Des renoncements encore importants sur les soins dentaires

Le motif de ces renoncements est la plupart du temps financier comme l’a déjà montré une étude de Santéclair publiée sur le sujet il y a quelques mois. Une étude de la Drees publiée récemment montre que le taux de renoncement aux soins dentaires déclaré en France est substantiellement plus élevé que la moyenne européenne. Athenadental est une Société de distribution de produits dentaires en possession de plus de 5000 produits de grandes marques telles que NSK, JINME, TOSI, COXO etc. Ainsi que de diverses catégories : unité dentaire portable et compresseur dentaire. Tous les jours l’équipe d’Athenadental.fr s’efforce à dénicher de nouveaux produits dentaires pour répondre à vos besoins.

JK Unité dentaire D-TPWLJ(Fonctionner avec un compresseur d’air)

D’un côté, la santé reste la préoccupation principale des français (comme des européens), d’un autre côté les études montrent que la proportion des français ayant renoncé à un soin pour raison financière oscillent entre 10 et 15% (dont 60% environ concerne le dentaire). Une récente étude parle même de 35%. Cette proportion tend à augmenter, comme le dévoile une étude de 60 millions de consommateurs publiée fin 2013.  Nettoyage des prothèses dentaire par ultrasons

En Italie, en Grèce ou au Portugal, pointe la Drees, les raisons financières sont encore plus fréquemment évoquées pour justifier le renoncement aux soins dentaires (entre 8 et 9 fois sur 10). De fait, en Italie, par exemple, les dépenses de prothèses dentaires sont intégralement à la charge du bénéficiaire. « C’est également le cas pour les autres soins dentaires, sauf en cas de grande vulnérabilité sociale ou sanitaire donnant  droit à la gratuité ».

 

C’était un reste à charge de 3 400 €. La caisse a pris en charge 2 000 € et ma mutuelle a assuré le complément. Mon reste à charge est de 150 €» raconte Karine, 46 ans, en recherche d’emploi qui se voyait mal poursuivre sa vie sans dents ou avec un dentier. «Nous cherchons à identifier les personnes qui se trouvent dans cette situation de refus de soins. Ensuite leur dossier est analysé par un comité de pilotage réunissant médecins de la caisse et praticiens.

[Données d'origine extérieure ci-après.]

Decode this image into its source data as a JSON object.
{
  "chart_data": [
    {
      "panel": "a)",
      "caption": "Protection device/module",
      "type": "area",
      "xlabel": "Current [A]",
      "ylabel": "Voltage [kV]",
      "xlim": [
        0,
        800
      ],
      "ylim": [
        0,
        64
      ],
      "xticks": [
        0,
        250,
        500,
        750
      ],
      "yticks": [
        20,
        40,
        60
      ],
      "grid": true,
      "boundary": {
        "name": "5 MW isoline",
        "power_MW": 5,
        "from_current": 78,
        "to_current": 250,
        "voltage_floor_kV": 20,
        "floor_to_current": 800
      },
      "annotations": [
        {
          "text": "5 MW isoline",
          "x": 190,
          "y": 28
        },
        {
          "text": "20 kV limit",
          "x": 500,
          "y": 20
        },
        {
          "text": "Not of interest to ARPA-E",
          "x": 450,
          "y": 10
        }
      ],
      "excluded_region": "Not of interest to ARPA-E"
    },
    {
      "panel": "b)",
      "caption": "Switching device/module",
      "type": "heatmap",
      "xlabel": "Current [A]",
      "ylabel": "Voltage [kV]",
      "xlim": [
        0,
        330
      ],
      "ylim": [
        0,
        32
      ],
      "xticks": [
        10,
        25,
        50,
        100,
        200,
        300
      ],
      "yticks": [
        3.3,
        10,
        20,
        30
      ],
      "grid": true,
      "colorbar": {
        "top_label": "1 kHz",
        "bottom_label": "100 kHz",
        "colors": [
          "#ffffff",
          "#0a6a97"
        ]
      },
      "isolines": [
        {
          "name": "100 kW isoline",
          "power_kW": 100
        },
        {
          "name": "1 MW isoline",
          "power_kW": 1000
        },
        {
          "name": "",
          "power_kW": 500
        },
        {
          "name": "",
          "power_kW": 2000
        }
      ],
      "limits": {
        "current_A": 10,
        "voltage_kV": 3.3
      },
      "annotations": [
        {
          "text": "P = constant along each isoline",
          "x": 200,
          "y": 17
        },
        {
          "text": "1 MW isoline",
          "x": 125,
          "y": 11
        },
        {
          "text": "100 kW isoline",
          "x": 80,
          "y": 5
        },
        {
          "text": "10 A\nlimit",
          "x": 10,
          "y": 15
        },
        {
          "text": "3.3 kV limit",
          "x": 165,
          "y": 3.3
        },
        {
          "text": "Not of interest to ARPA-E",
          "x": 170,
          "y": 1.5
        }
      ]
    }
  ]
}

En effet, le taux de renoncement était au plus bas en 2009 en Europe, puis il a commencé à augmenter en 2010. Il y a eu un petit mieux en 2012, et, depuis, la courbe des besoins de soins non satisfaits ne cesse de grimper ». La situation est par exemple dramatique en Grèce, avec un renoncement aux soins médicaux supérieur à 16 % en 2014. En France, la situation n’est évidemment pas aussi grave, « mais la courbe croît vivement depuis 2013.